En fait, tous les métiers s'apprennent en pratiquant.
Mais on ne les apprend pas plus mal en étant salarié, payé normalement, et dans un rapport de force égalitaire avec son employeur plutôt qu'en étant en contrat de qualif, payé moins que le SMIC, et dans une position de dominé vis à vis de son employeur (parce que son appréciation compte pour l'obtention du diplôme).

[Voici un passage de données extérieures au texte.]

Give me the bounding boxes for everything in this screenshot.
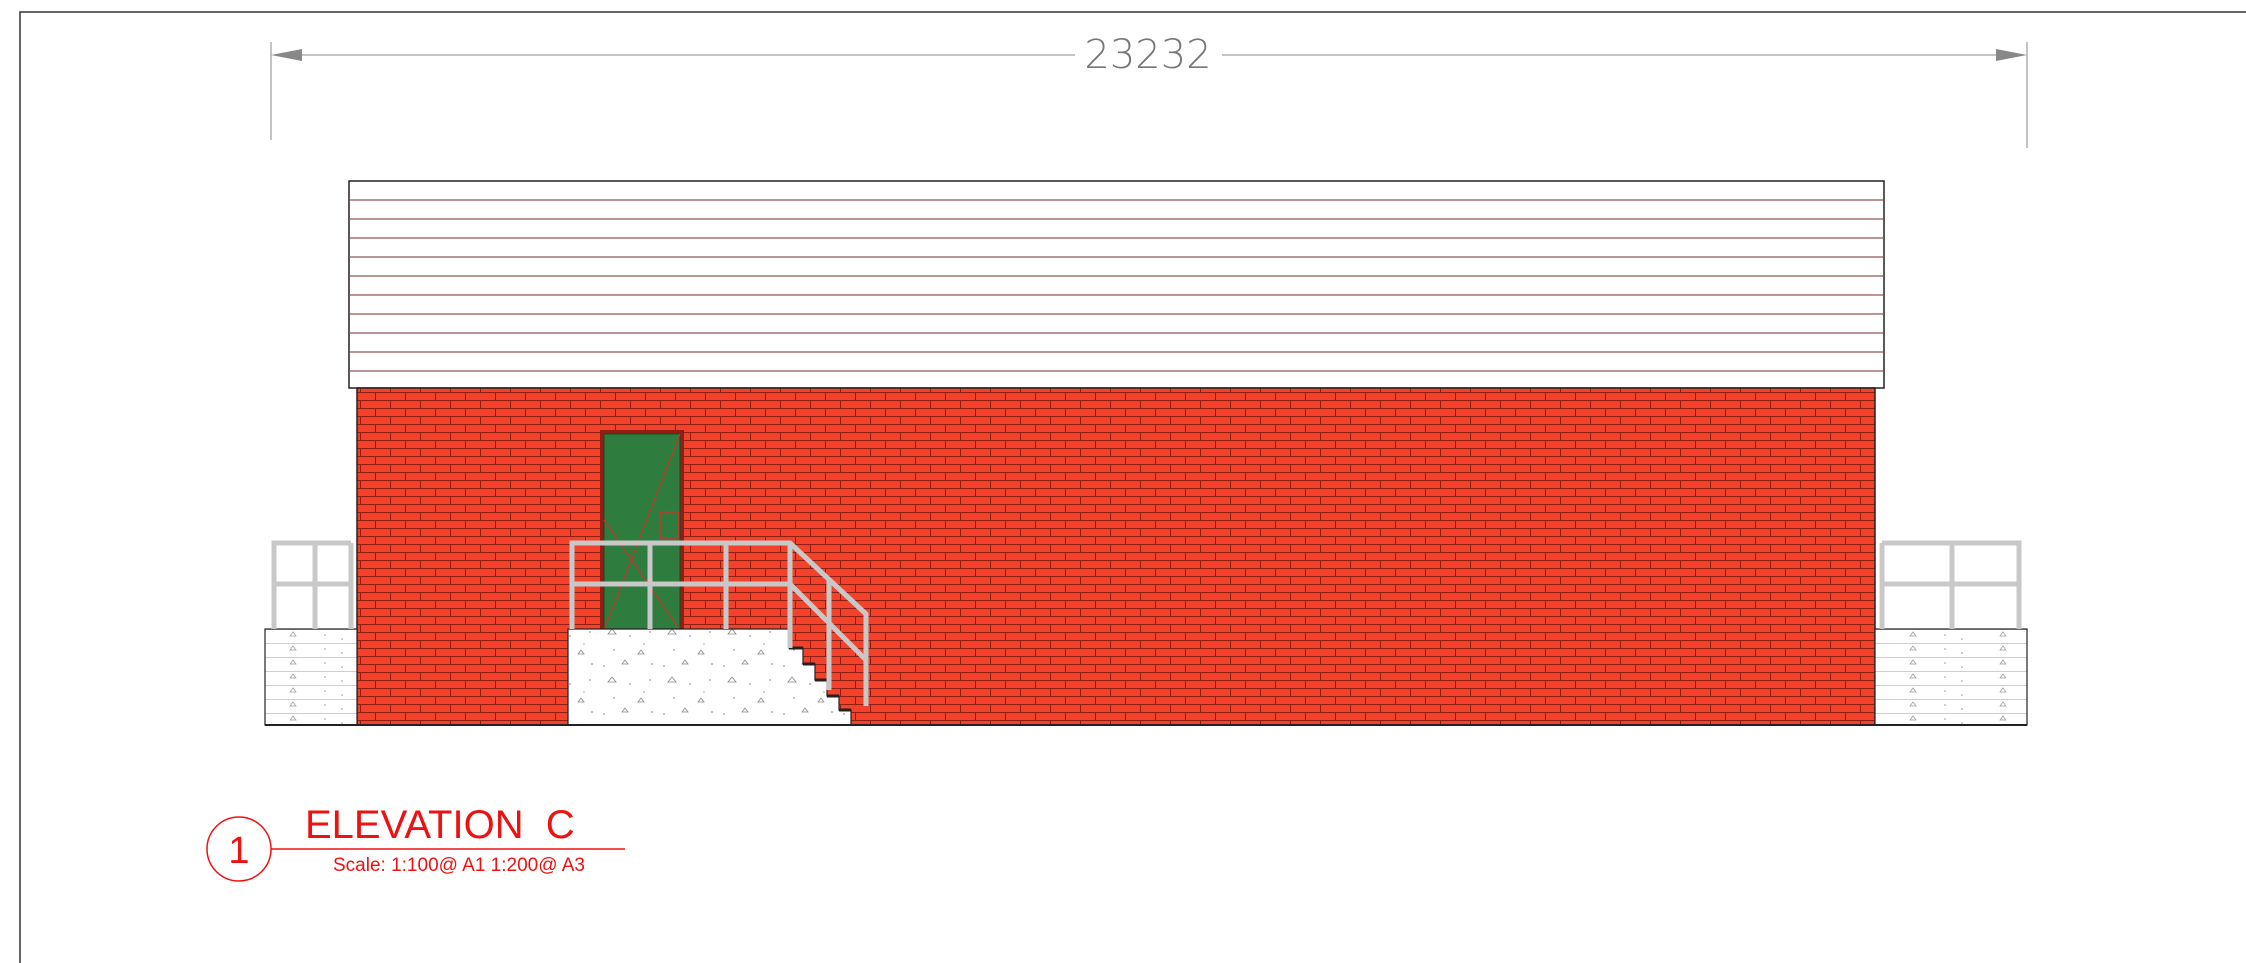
view-scale: Scale: 1:100@ A1 1:200@ A3	[333, 855, 585, 876]
dimension-label: 23232	[1084, 32, 1211, 78]
view-title: ELEVATION C	[305, 803, 575, 847]
side-railing-left	[271, 540, 354, 629]
dimension-arrow-right	[1996, 49, 2027, 61]
entry-railing	[569, 540, 869, 706]
side-railing-right	[1879, 540, 2022, 629]
door-handle	[659, 511, 679, 539]
dimension-arrow-left	[271, 49, 302, 61]
roof-cladding-lines	[350, 199, 1883, 372]
door-swing-line	[603, 433, 681, 631]
side-platform-right	[1874, 628, 2028, 726]
side-platform-left	[264, 628, 358, 726]
roof-fascia	[348, 180, 1885, 389]
view-number: 1	[228, 830, 249, 872]
overall-dimension: 23232	[270, 32, 2028, 148]
entry-door	[600, 430, 684, 631]
title-block: 1 ELEVATION C Scale: 1:100@ A1 1:200@ A3	[206, 803, 625, 882]
stair-tread-lines	[789, 646, 851, 712]
sheet-border	[19, 11, 2246, 963]
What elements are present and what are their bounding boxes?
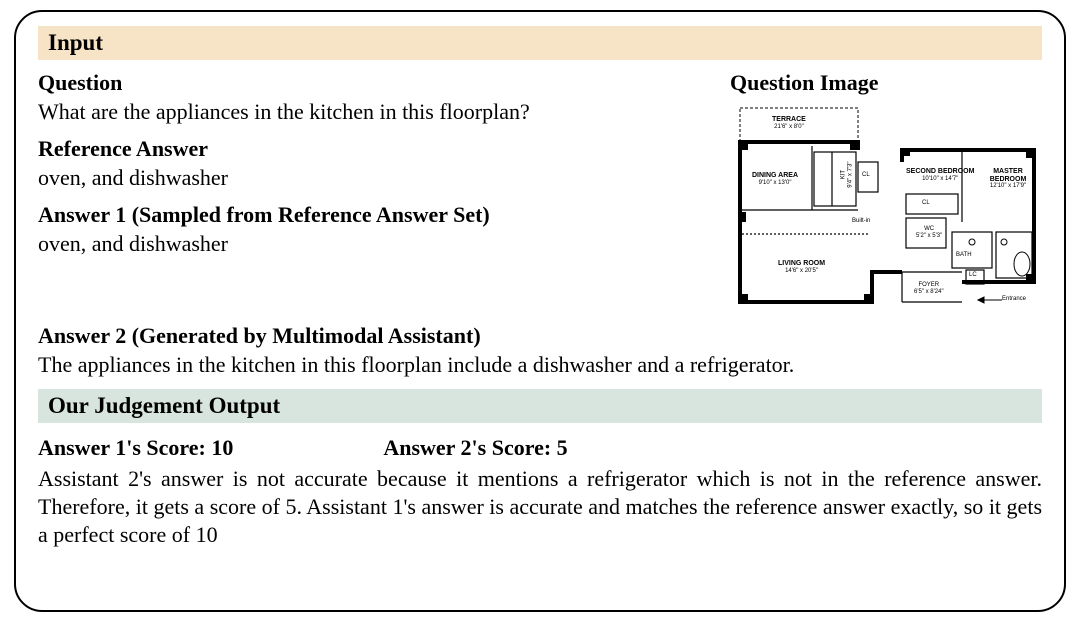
answer2-score: Answer 2's Score: 5 [383, 435, 567, 461]
right-column: Question Image [702, 70, 1042, 317]
content-row: Question What are the appliances in the … [38, 70, 1042, 317]
floorplan-image: TERRACE 21'6" x 8'0" DINING AREA 9'10" x… [702, 102, 1042, 317]
reference-answer-text: oven, and dishwasher [38, 164, 684, 192]
answer1-text: oven, and dishwasher [38, 230, 684, 258]
fp-label-cl1: CL [862, 172, 870, 179]
question-block: Question What are the appliances in the … [38, 70, 684, 126]
fp-label-lc: LC [969, 272, 977, 279]
explanation-text: Assistant 2's answer is not accurate bec… [38, 465, 1042, 549]
answer2-heading: Answer 2 (Generated by Multimodal Assist… [38, 323, 1042, 349]
output-banner: Our Judgement Output [38, 389, 1042, 423]
fp-label-builtin: Built-in [852, 218, 870, 225]
left-column: Question What are the appliances in the … [38, 70, 684, 317]
question-image-heading: Question Image [702, 70, 1042, 96]
question-text: What are the appliances in the kitchen i… [38, 98, 684, 126]
fp-label-cl2: CL [922, 200, 930, 207]
reference-answer-heading: Reference Answer [38, 136, 684, 162]
scores-row: Answer 1's Score: 10 Answer 2's Score: 5 [38, 435, 1042, 461]
answer2-text: The appliances in the kitchen in this fl… [38, 351, 1042, 379]
answer1-score: Answer 1's Score: 10 [38, 435, 233, 461]
fp-label-wc: WC 5'2" x 5'3" [916, 226, 942, 239]
fp-label-kitchen: KIT 9'4" x 7'3" [841, 161, 854, 187]
fp-label-living-room: LIVING ROOM 14'6" x 20'5" [778, 260, 825, 274]
fp-label-dining: DINING AREA 9'10" x 13'0" [752, 172, 798, 186]
fp-label-entrance: Entrance [1002, 296, 1026, 303]
example-card: Input Question What are the appliances i… [14, 10, 1066, 612]
answer2-block: Answer 2 (Generated by Multimodal Assist… [38, 323, 1042, 379]
question-heading: Question [38, 70, 684, 96]
answer1-heading: Answer 1 (Sampled from Reference Answer … [38, 202, 684, 228]
output-banner-label: Our Judgement Output [48, 393, 280, 418]
input-banner-label: Input [48, 30, 103, 55]
reference-answer-block: Reference Answer oven, and dishwasher [38, 136, 684, 192]
input-banner: Input [38, 26, 1042, 60]
fp-label-second-bedroom: SECOND BEDROOM 10'10" x 14'7" [906, 168, 974, 182]
fp-label-bath: BATH [956, 252, 972, 259]
fp-label-master-bedroom: MASTER BEDROOM 12'10" x 17'9" [974, 168, 1042, 190]
fp-label-terrace: TERRACE 21'6" x 8'0" [772, 116, 806, 130]
floorplan-svg [702, 102, 1042, 317]
fp-label-foyer: FOYER 6'5" x 8'24" [914, 282, 944, 295]
answer1-block: Answer 1 (Sampled from Reference Answer … [38, 202, 684, 258]
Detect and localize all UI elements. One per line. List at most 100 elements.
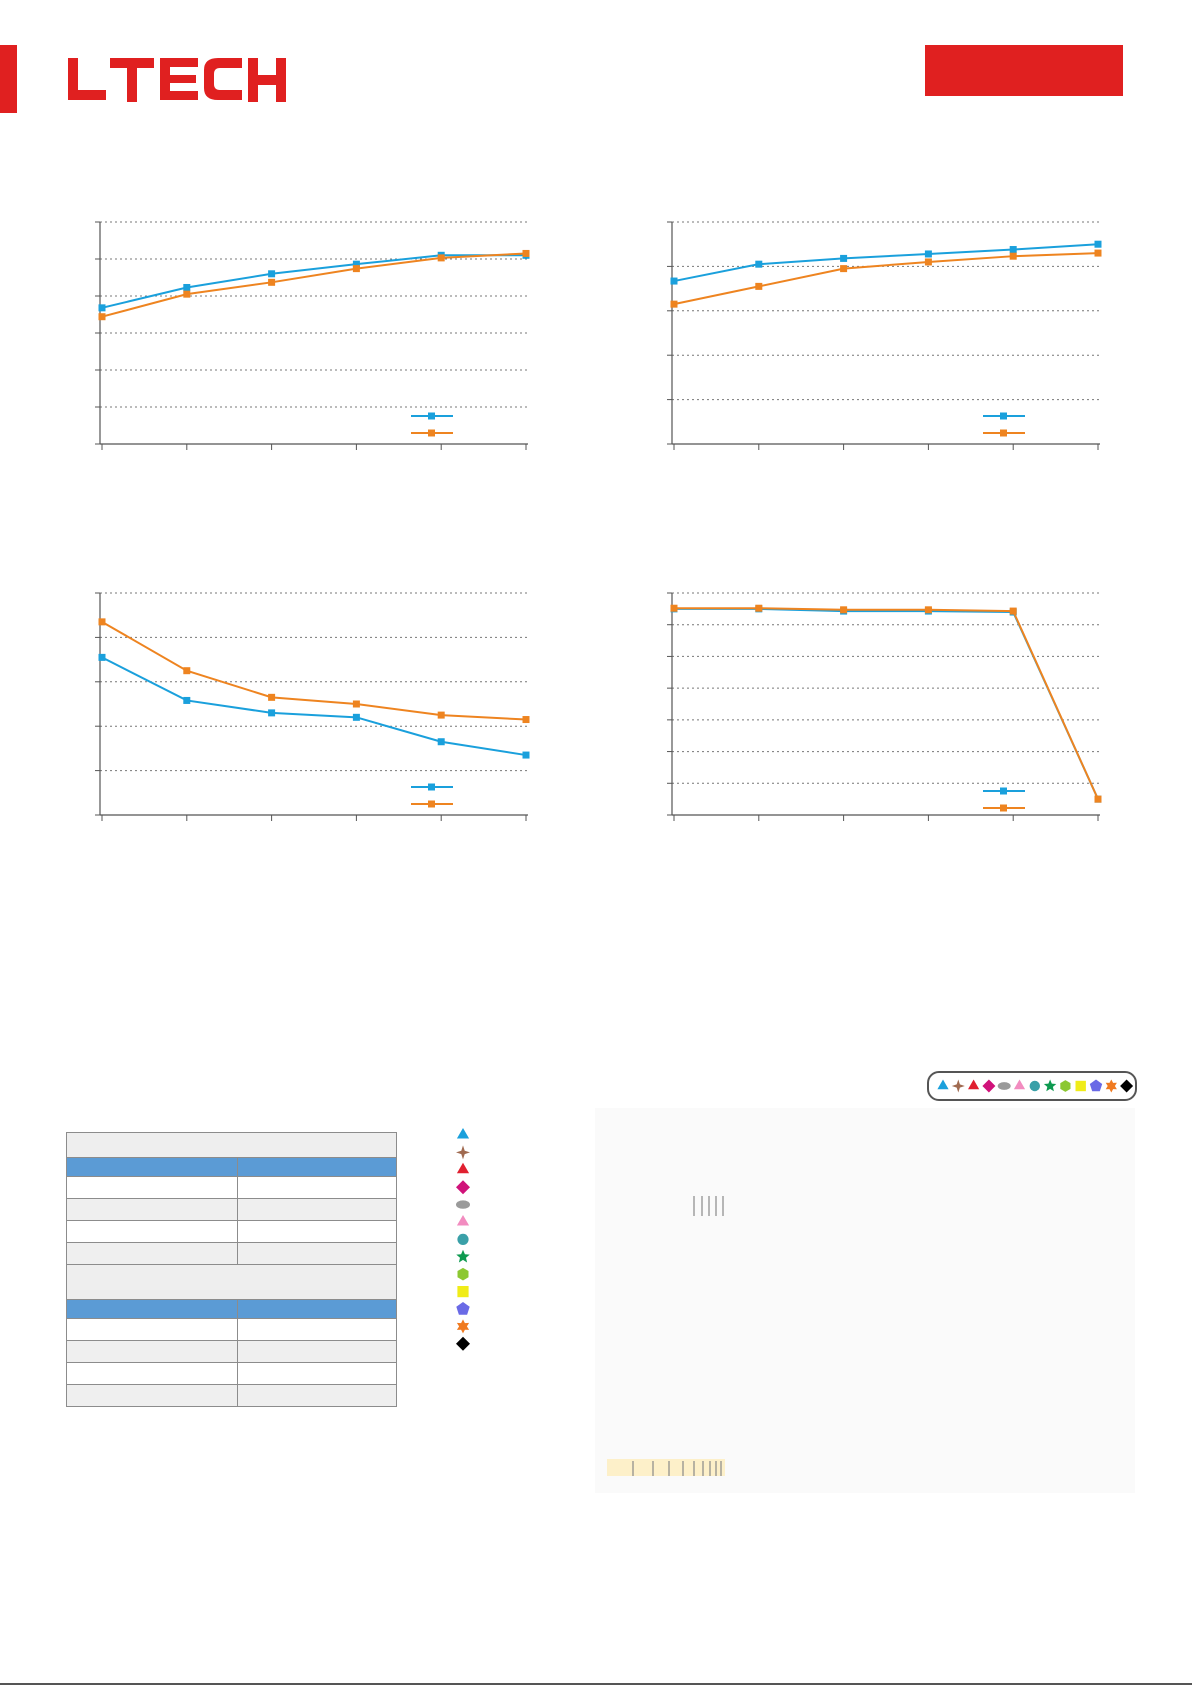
data-point xyxy=(670,300,678,308)
data-point xyxy=(98,304,106,312)
star4-brown-icon xyxy=(951,1079,965,1093)
icon-legend-list xyxy=(456,1128,470,1351)
data-point xyxy=(437,711,445,719)
header-badge xyxy=(925,45,1123,96)
triangle-pink-icon xyxy=(1013,1079,1026,1090)
data-point xyxy=(755,260,763,268)
logo-letter-t xyxy=(110,58,154,102)
series-line xyxy=(674,607,1099,800)
series-line xyxy=(101,252,527,318)
data-point xyxy=(522,249,530,257)
star4-brown-icon xyxy=(456,1145,470,1160)
pentagon-violet-icon xyxy=(456,1302,470,1315)
legend-marker xyxy=(1000,412,1007,420)
data-point xyxy=(924,250,932,258)
hexagon-lime-icon xyxy=(1060,1080,1071,1092)
data-point xyxy=(755,282,763,290)
data-point xyxy=(183,283,191,291)
chart-top-left xyxy=(95,221,530,450)
data-point xyxy=(924,258,932,266)
series-line xyxy=(673,243,1099,283)
diamond-magenta-icon xyxy=(456,1180,470,1195)
data-point xyxy=(1009,246,1017,254)
data-point xyxy=(268,693,276,701)
star5-green-icon xyxy=(1043,1079,1057,1092)
data-point xyxy=(840,265,848,273)
table-row xyxy=(66,1318,397,1341)
data-point xyxy=(1094,249,1102,257)
star6-orange-icon xyxy=(456,1319,470,1334)
star6-orange-icon xyxy=(1105,1079,1117,1093)
diamond-magenta-icon xyxy=(982,1079,996,1093)
data-point xyxy=(268,278,276,286)
table-column-header xyxy=(66,1157,397,1177)
triangle-red-icon xyxy=(456,1162,470,1174)
table-section-header xyxy=(66,1264,397,1300)
data-point xyxy=(437,254,445,262)
data-point xyxy=(840,606,848,614)
data-point xyxy=(183,667,191,675)
diamond-black-icon xyxy=(1120,1079,1134,1093)
logo-letter-e xyxy=(160,58,198,100)
chart-top-right xyxy=(667,221,1102,450)
triangle-pink-icon xyxy=(456,1215,470,1226)
series-line xyxy=(101,254,526,309)
data-point xyxy=(352,700,360,708)
square-yellow-icon xyxy=(1075,1080,1086,1092)
logo-letter-h xyxy=(248,58,286,102)
data-point xyxy=(1009,607,1017,615)
pentagon-violet-icon xyxy=(1089,1079,1103,1092)
legend-marker xyxy=(428,412,435,420)
data-point xyxy=(522,751,530,759)
triangle-red-icon xyxy=(968,1079,980,1090)
legend-marker xyxy=(428,800,435,808)
series-line xyxy=(101,620,527,721)
legend-marker xyxy=(1000,804,1007,812)
legend-marker xyxy=(428,783,435,791)
data-point xyxy=(670,604,678,612)
square-yellow-icon xyxy=(457,1286,469,1298)
series-line xyxy=(101,656,527,757)
table-column-header xyxy=(66,1299,397,1319)
footer-rule xyxy=(0,1683,1192,1685)
diamond-black-icon xyxy=(456,1336,470,1351)
legend-marker xyxy=(1000,787,1007,795)
color-icon-strip xyxy=(927,1071,1137,1101)
table-row xyxy=(66,1362,397,1385)
chart-bottom-left xyxy=(95,592,530,821)
data-point xyxy=(352,260,360,268)
data-point xyxy=(352,265,360,273)
data-point xyxy=(1094,795,1102,803)
hexagon-lime-icon xyxy=(457,1267,469,1281)
data-point xyxy=(98,618,106,626)
brand-side-bar xyxy=(0,45,17,113)
ellipse-gray-icon xyxy=(456,1200,470,1209)
circle-teal-icon xyxy=(457,1233,469,1245)
series-line xyxy=(673,252,1099,306)
data-point xyxy=(183,696,191,704)
table-row xyxy=(66,1384,397,1407)
data-point xyxy=(840,254,848,262)
data-point xyxy=(268,709,276,717)
table-row xyxy=(66,1340,397,1363)
data-point xyxy=(1009,252,1017,260)
data-point xyxy=(755,604,763,612)
data-point xyxy=(352,713,360,721)
triangle-blue-icon xyxy=(937,1079,949,1090)
logo-letter-l xyxy=(68,58,106,100)
series-line xyxy=(674,607,1099,800)
chart-bottom-right xyxy=(667,592,1102,821)
table-row xyxy=(66,1176,397,1199)
product-photo-area xyxy=(595,1108,1135,1493)
data-point xyxy=(98,653,106,661)
data-point xyxy=(1094,240,1102,248)
data-point xyxy=(670,277,678,285)
table-row xyxy=(66,1220,397,1243)
legend-marker xyxy=(1000,429,1007,437)
data-point xyxy=(183,290,191,298)
ellipse-gray-icon xyxy=(997,1082,1011,1090)
data-point xyxy=(522,716,530,724)
data-point xyxy=(98,313,106,321)
data-point xyxy=(924,606,932,614)
triangle-blue-icon xyxy=(456,1128,470,1139)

Mes enfants, je n'en ai pas encore, mais je n'entends pas en faire des ingénieurs plutôt que des mécaniciens. Ce serait ridicule. Ils peuvent même être artistes peintres s'ils veulent. J'entends surtout en faire des individus autonomes et libres plutôt que dominés et asservis.
Citation:
il y a des gamins pour qui ne se plaisent pas sur les bancs de l'école.
C'est un pléonasme ça.
Après, je parle d'instruction, pas de diplôme. Je ne trouve pas que ce soit mieux un bac+5 plutôt qu'un bac-3. Ce que je conteste fortement, c'est l'esprit utilitariste qui règne maintenant, en matière de formation. A trop vouloir faire professionnalisant, on dépouille tout les savoirs. Par exemple mon cours "d'anglais des affaires", comme ils l'appelaient, que j'ai eu pendant ma licence. Ben heureusement que j'avais des bon cours d'anglais au lycée, parce que mon niveau d'anglais dans le supérieur a drastiquement baissé. C'est quoi cette idée qu'une langue est compartimentable ? Genre tu sais dire "To hire", "To relocate" "Financial department" et c'est bon tu parles anglais des affaires...
Et puis c'est quoi cette idée d'opposer l'intellectuel et le manuel ? J'exerce une profession intellectuelle, et ça m'a pas empêché d'avoir su tapisser, peindre, poser du carrelage sur les murs. Si demain je devais gagner ma vie en exerçant un travail manuel, je saurais faire. Exercer une activité dite manuelle ne dispense pas d'une instruction pour travailler et vivre avec intelligence.
Bref, si j'ai un gamin qui veut sortir tôt du système scolaire, pour "travailler et gagner de l'argent", très bien. Mais il faudra pas qu'il pense que je lui ferais échapper à tout questionnement à ce sujet : "Tu gagnes de l'argent, mais es tu sûr d'en "gagner" véritablement ?" "Pourquoi tu veux gagner cet argent ? Est-ce que tu en gagneras assez pour obtenir ce que tu souhaites ?" "Est-ce que cet argent gagné vaut ce que tu laisses en contrepartie ?" "N'y a-t-il pas un autre moyen de gagner plus et/ou mieux ?" "Est-ce qu'être adulte c'est travailler et gagner de l'argent ?", "Est-ce que gagner sa vie est synonyme de gagner de l'argent ?".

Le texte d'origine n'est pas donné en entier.